Although Hyundai did not elaborate on the specifics of the attack, BleepingComputer's findings point to the involvement of the Black Basta ransomware group in early January, with claims of pilfering 3 TB of data from Hyundai Motor Europe. Screenshots provided to BleepingComputer showed directories purportedly taken from various Windows domains, including those belonging to KIA Europe, suggesting that the stolen data spanned multiple corporate divisions such as legal, sales, HR, accounting, IT, and management.

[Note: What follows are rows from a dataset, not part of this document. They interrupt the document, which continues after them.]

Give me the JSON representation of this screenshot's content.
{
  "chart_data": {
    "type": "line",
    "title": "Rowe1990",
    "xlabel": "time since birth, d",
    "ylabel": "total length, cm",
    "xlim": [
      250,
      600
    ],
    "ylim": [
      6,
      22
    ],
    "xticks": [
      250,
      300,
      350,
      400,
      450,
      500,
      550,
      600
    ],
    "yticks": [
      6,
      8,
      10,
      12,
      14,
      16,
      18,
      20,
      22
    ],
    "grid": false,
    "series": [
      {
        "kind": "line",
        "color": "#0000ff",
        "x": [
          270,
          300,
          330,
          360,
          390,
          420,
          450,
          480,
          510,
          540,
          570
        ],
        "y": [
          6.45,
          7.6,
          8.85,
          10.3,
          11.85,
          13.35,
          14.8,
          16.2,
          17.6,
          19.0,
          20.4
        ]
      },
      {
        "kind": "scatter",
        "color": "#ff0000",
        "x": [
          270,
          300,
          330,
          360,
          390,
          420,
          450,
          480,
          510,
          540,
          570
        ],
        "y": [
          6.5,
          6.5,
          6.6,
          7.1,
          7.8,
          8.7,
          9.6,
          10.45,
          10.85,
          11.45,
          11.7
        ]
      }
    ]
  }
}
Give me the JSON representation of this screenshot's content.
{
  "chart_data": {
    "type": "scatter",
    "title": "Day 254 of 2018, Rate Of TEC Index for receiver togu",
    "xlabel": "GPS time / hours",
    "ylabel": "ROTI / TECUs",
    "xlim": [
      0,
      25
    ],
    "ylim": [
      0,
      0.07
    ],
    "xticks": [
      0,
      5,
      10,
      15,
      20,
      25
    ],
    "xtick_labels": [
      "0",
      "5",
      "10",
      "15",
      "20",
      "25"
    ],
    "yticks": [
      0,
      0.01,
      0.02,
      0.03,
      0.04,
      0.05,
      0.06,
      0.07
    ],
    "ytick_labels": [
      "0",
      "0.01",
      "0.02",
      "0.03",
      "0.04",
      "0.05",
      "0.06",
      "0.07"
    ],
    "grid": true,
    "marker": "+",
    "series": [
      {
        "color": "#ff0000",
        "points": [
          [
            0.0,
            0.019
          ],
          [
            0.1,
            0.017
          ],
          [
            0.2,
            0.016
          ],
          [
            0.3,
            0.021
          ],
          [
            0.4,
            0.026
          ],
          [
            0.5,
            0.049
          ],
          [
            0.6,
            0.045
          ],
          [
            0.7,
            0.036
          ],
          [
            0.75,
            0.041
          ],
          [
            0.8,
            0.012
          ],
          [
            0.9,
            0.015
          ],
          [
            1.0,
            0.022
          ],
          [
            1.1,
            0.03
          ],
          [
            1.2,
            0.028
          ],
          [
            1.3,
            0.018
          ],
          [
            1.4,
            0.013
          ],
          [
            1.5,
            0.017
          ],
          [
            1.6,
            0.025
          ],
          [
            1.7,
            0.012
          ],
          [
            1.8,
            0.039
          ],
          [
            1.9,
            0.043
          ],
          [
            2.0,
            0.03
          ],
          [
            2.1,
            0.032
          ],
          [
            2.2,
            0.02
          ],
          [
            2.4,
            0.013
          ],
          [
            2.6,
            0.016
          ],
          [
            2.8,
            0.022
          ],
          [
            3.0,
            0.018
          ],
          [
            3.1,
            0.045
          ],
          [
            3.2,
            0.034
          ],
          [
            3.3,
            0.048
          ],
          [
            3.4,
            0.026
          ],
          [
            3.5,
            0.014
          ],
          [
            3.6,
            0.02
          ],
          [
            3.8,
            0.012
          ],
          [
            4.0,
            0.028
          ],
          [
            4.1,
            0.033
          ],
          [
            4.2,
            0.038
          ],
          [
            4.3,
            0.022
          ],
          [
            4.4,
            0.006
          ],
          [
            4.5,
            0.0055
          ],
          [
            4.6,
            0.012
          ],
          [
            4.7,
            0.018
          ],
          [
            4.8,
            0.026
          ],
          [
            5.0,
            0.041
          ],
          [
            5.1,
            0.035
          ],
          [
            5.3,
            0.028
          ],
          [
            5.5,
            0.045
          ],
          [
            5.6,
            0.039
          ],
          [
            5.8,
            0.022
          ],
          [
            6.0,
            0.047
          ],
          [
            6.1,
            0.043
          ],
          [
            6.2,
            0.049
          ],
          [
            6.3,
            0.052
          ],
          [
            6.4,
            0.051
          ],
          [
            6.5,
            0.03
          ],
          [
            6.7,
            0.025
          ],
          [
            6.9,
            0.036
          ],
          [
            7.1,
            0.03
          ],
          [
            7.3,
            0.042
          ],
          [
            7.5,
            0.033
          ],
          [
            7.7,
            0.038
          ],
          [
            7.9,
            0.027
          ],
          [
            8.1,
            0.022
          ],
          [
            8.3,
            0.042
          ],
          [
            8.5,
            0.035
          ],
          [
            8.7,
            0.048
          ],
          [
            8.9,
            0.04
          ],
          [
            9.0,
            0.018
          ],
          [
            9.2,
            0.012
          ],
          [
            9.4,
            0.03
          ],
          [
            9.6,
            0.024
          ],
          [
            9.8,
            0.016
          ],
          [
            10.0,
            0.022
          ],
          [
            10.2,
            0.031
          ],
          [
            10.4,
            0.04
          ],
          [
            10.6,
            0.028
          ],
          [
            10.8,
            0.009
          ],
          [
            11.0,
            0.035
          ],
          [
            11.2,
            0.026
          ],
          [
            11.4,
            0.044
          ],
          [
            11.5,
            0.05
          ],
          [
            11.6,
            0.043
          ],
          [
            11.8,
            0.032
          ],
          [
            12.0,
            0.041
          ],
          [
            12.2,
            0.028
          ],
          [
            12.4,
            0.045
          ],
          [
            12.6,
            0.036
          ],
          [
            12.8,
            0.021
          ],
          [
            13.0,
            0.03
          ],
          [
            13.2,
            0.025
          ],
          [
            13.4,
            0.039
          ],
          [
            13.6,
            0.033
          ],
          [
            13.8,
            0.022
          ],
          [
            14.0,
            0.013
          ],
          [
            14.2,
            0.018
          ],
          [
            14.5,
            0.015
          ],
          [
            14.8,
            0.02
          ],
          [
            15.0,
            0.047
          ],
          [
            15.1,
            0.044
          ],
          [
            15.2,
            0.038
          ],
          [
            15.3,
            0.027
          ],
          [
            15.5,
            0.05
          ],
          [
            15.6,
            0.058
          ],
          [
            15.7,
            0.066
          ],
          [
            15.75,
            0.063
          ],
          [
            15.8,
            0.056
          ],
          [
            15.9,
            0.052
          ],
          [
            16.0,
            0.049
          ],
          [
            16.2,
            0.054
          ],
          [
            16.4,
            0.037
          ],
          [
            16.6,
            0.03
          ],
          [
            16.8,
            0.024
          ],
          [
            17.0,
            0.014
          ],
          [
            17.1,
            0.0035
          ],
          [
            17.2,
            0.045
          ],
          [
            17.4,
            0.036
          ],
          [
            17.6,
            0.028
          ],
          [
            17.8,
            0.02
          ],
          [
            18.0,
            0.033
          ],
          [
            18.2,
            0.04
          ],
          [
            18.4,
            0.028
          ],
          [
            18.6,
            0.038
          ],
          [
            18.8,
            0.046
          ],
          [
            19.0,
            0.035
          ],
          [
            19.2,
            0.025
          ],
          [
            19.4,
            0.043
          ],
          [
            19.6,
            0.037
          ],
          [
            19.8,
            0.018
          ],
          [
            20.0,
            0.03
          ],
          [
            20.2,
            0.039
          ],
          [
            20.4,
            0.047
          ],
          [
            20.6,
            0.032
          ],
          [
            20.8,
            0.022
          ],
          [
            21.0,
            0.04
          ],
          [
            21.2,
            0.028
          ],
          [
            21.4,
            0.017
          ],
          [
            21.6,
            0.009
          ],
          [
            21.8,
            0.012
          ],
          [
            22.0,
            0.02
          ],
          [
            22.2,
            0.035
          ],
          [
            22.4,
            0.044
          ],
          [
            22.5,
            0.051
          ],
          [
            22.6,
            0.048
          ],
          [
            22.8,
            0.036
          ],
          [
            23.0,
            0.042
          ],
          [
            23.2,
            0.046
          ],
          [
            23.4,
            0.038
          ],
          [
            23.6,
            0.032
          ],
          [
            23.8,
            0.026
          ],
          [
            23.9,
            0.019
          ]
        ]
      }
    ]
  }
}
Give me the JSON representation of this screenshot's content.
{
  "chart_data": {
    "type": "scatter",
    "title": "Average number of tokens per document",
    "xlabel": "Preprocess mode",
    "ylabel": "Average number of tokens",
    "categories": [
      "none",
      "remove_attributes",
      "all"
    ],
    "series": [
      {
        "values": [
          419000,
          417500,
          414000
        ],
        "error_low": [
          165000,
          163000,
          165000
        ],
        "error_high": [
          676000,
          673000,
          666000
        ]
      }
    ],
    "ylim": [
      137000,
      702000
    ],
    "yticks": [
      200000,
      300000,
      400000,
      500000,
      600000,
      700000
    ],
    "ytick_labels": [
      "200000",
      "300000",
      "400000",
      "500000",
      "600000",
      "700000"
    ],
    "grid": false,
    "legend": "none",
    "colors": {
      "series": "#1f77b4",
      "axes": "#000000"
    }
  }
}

This incident follows a previous data breach disclosed by Hyundai in April 2023, affecting car owners in Italy and France, as well as individuals who had scheduled test drives. More recently, Hyundai MEA's social media account was compromised to promote fraudulent cryptocurrency sites.

Black Basta, suspected of being linked to the infamous Conti ransomware syndicate, emerged in April 2022 and has since engaged in numerous high-profile ransomware campaigns, leveraging partnerships with malware groups for network infiltration and data theft. Reports from November 2023 by Corvus Insurance and Elliptic estimate that Black Basta has amassed over $100 million in ransom payments since its inception.